De notre correspondante à Kuala Lumpur,
C’est une vision du monde fragmentée que Singapour n’a jamais cherché à cacher. Communiquant quotidiennement sur l’évolution de la pandémie de coronavirus, ce petit État d’Asie du Sud-Est a toujours donné deux chiffres à la suite : un concernant la « communauté », c’est-à-dire les Singapouriens, et un autre pour les étrangers résidant dans ce minuscule pays insulaire d’Asie du Sud-Est.
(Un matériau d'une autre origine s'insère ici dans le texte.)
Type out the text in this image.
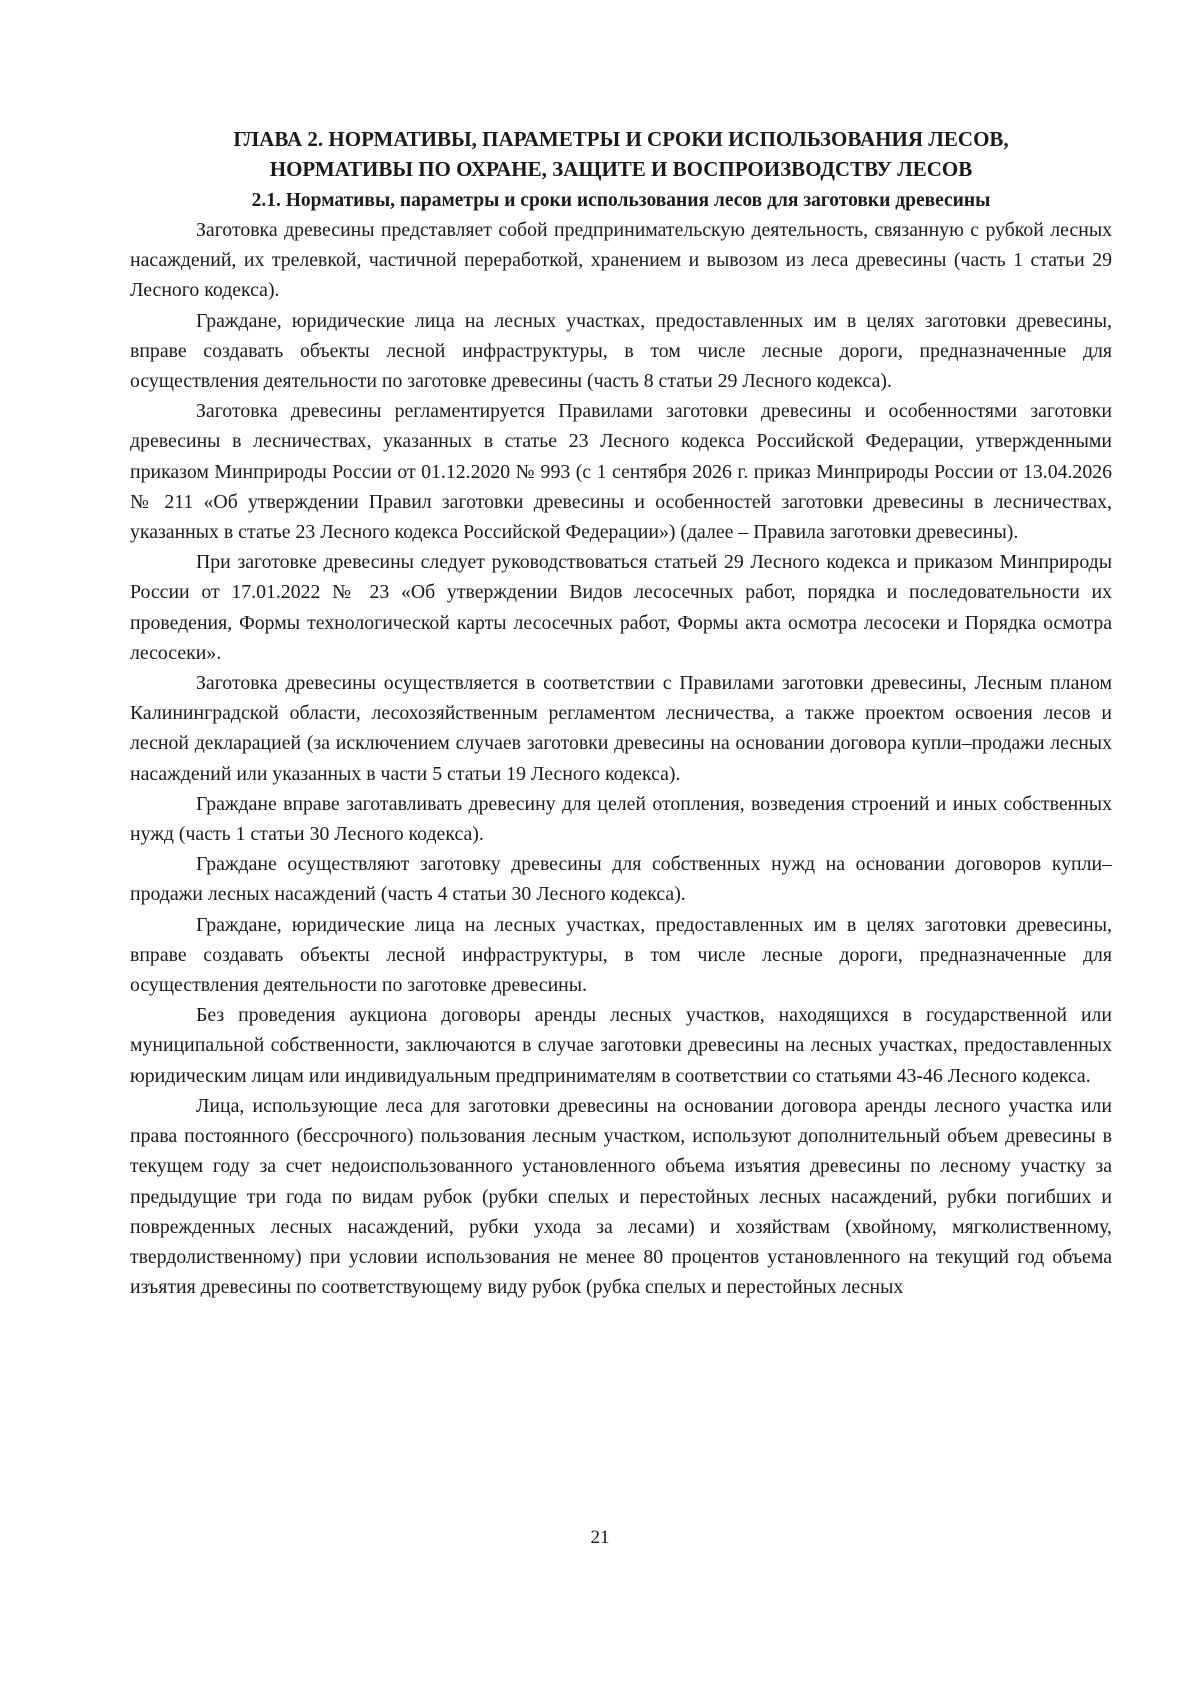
ГЛАВА 2. НОРМАТИВЫ, ПАРАМЕТРЫ И СРОКИ ИСПОЛЬЗОВАНИЯ ЛЕСОВ,
НОРМАТИВЫ ПО ОХРАНЕ, ЗАЩИТЕ И ВОСПРОИЗВОДСТВУ ЛЕСОВ
2.1. Нормативы, параметры и сроки использования лесов для заготовки древесины

Заготовка древесины представляет собой предпринимательскую деятельность, связанную с рубкой лесных насаждений, их трелевкой, частичной переработкой, хранением и вывозом из леса древесины (часть 1 статьи 29 Лесного кодекса).

Граждане, юридические лица на лесных участках, предоставленных им в целях заготовки древесины, вправе создавать объекты лесной инфраструктуры, в том числе лесные дороги, предназначенные для осуществления деятельности по заготовке древесины (часть 8 статьи 29 Лесного кодекса).

Заготовка древесины регламентируется Правилами заготовки древесины и особенностями заготовки древесины в лесничествах, указанных в статье 23 Лесного кодекса Российской Федерации, утвержденными приказом Минприроды России от 01.12.2020 № 993 (с 1 сентября 2026 г. приказ Минприроды России от 13.04.2026 № 211 «Об утверждении Правил заготовки древесины и особенностей заготовки древесины в лесничествах, указанных в статье 23 Лесного кодекса Российской Федерации») (далее – Правила заготовки древесины).

При заготовке древесины следует руководствоваться статьей 29 Лесного кодекса и приказом Минприроды России от 17.01.2022 № 23 «Об утверждении Видов лесосечных работ, порядка и последовательности их проведения, Формы технологической карты лесосечных работ, Формы акта осмотра лесосеки и Порядка осмотра лесосеки».

Заготовка древесины осуществляется в соответствии с Правилами заготовки древесины, Лесным планом Калининградской области, лесохозяйственным регламентом лесничества, а также проектом освоения лесов и лесной декларацией (за исключением случаев заготовки древесины на основании договора купли–продажи лесных насаждений или указанных в части 5 статьи 19 Лесного кодекса).

Граждане вправе заготавливать древесину для целей отопления, возведения строений и иных собственных нужд (часть 1 статьи 30 Лесного кодекса).

Граждане осуществляют заготовку древесины для собственных нужд на основании договоров купли–продажи лесных насаждений (часть 4 статьи 30 Лесного кодекса).

Граждане, юридические лица на лесных участках, предоставленных им в целях заготовки древесины, вправе создавать объекты лесной инфраструктуры, в том числе лесные дороги, предназначенные для осуществления деятельности по заготовке древесины.

Без проведения аукциона договоры аренды лесных участков, находящихся в государственной или муниципальной собственности, заключаются в случае заготовки древесины на лесных участках, предоставленных юридическим лицам или индивидуальным предпринимателям в соответствии со статьями 43-46 Лесного кодекса.

Лица, использующие леса для заготовки древесины на основании договора аренды лесного участка или права постоянного (бессрочного) пользования лесным участком, используют дополнительный объем древесины в текущем году за счет недоиспользованного установленного объема изъятия древесины по лесному участку за предыдущие три года по видам рубок (рубки спелых и перестойных лесных насаждений, рубки погибших и поврежденных лесных насаждений, рубки ухода за лесами) и хозяйствам (хвойному, мягколиственному, твердолиственному) при условии использования не менее 80 процентов установленного на текущий год объема изъятия древесины по соответствующему виду рубок (рубка спелых и перестойных лесных

21
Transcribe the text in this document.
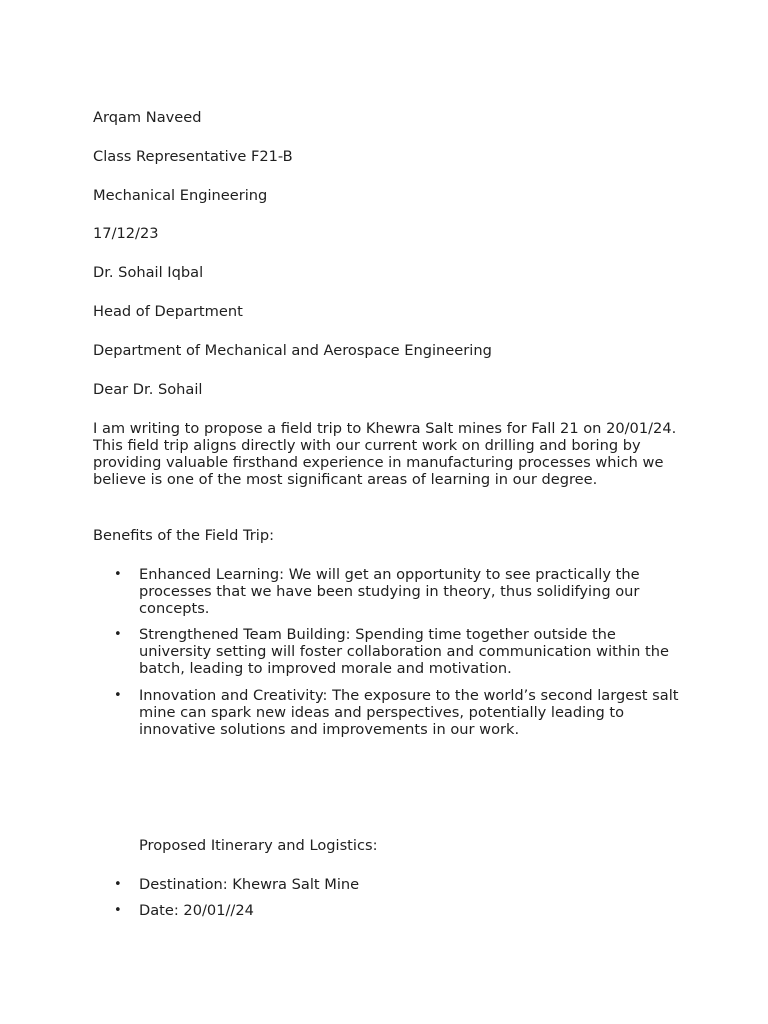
Arqam Naveed

Class Representative F21-B

Mechanical Engineering

17/12/23

Dr. Sohail Iqbal

Head of Department

Department of Mechanical and Aerospace Engineering

Dear Dr. Sohail

I am writing to propose a field trip to Khewra Salt mines for Fall 21 on 20/01/24. This field trip aligns directly with our current work on drilling and boring by providing valuable firsthand experience in manufacturing processes which we believe is one of the most significant areas of learning in our degree.

Benefits of the Field Trip:

• Enhanced Learning: We will get an opportunity to see practically the processes that we have been studying in theory, thus solidifying our concepts.

• Strengthened Team Building: Spending time together outside the university setting will foster collaboration and communication within the batch, leading to improved morale and motivation.

• Innovation and Creativity: The exposure to the world’s second largest salt mine can spark new ideas and perspectives, potentially leading to innovative solutions and improvements in our work.

Proposed Itinerary and Logistics:

• Destination: Khewra Salt Mine

• Date: 20/01//24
Un double standard qui s’est révélé problématique au cœur de la pandémie.
Singapour : un « étalon-or » de la pandémie avec des infections record chez les migrants
Le pays est vite apparu comme un modèle à suivre, avec par exemple une étude réalisée par les épidémiologistes de l’université de Harvard considérant les pratiques singapouriennes de traçage comme un « étalon-or » de gestion de crise dès février 2020.
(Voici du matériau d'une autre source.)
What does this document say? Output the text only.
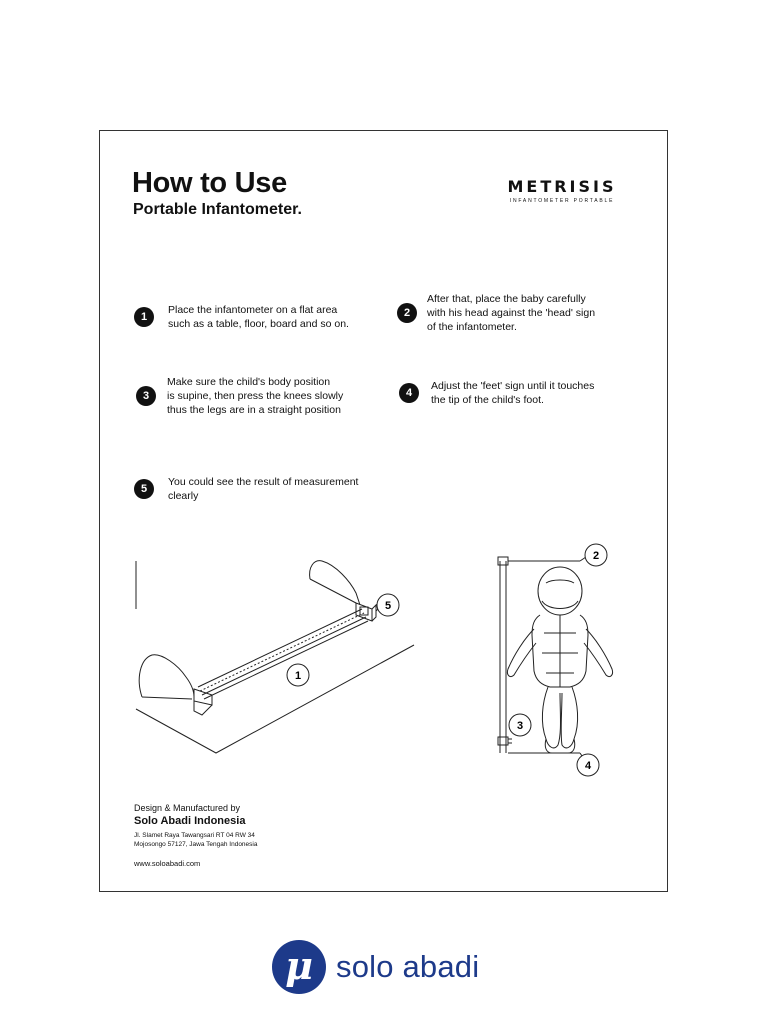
How to Use
Portable Infantometer.
METRISIS
INFANTOMETER PORTABLE
1
Place the infantometer on a flat area
such as a table, floor, board and so on.
2
After that, place the baby carefully
with his head against the 'head' sign
of the infantometer.
3
Make sure the child's body position
is supine, then press the knees slowly
thus the legs are in a straight position
4
Adjust the 'feet' sign until it touches
the tip of the child's foot.
5
You could see the result of measurement
clearly
1
5
2
3
4
Design & Manufactured by
Solo Abadi Indonesia
Jl. Slamet Raya Tawangsari RT 04 RW 34
Mojosongo 57127, Jawa Tengah Indonesia
www.soloabadi.com
μ solo abadi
Mais quelques mois plus tard, la courbe des contaminations s’est dangereusement affolée dans les dortoirs du pays, où logent parfois au sein d’un seul bâtiment jusqu’à 25 000 travailleurs migrants.
Et c’est avec une surprise non feinte, que beaucoup d’habitants de la quatrième ville la plus chère au monde ont alors découvert les conditions de vie de cette main-d’œuvre en provenance notamment du Bangladesh et de l’Inde, et qui a construit tous les gratte-ciel de cette cité futuriste, résume Ethan Guo de l’association Transient Workers Count Too (TWC2) : « La plupart des Singapouriens dans leur vie quotidienne n’ont presque pas de contacts avec les travailleurs migrants, il y a vraiment deux mondes parallèles ici. »
La moitié des migrants infectés, 0,25% chez les Singapouriens
Si les autorités se sont alors engagées à être plus regardantes sur les conditions de vie précaires des travailleurs migrants, notamment en construisant de nouveaux dortoirs, la dualité entre les 300 000 travailleurs migrants et les Singapouriens semble toujours de mise à l’heure de bilan de l’année 2020. Lorsque le gouvernement a par exemple cherché à regarder quel pourcentage de sa population avait développé des anticorps au Covid-19, il a pu constater le 14 décembre que la moitié des travailleurs migrants avaient attrapé le virus, un chiffre est estimé à 0,25% dans le reste de la population.
Alors que les mesures de distanciation sociale commencent à s’alléger pour les Singapouriens – avec par exemple la possibilité de se réunir à huit contre cinq auparavant –, les travailleurs migrants, eux, sont cantonnés à rester confinés dans leur dortoirs, sauf rares exceptions, a expliqué le ministre de la Main-d’Œuvre sur Facebook.
Licencié pour avoir tenté d’alerter sur la situation en Malaisie
Et Singapour ne semble pas être le seul pays de la zone à avoir sous-estimé la dangerosité des dortoirs surpeuplés de travailleurs migrants en temps de pandémie mondiale. Dans la Malaisie voisine, cette population connue pour pratiquer des professions répondant « aux trois D » : « dirty, dangerous, difficult » (« sale, dangereux et difficiles ») est aujourd’hui la première touchée par le virus.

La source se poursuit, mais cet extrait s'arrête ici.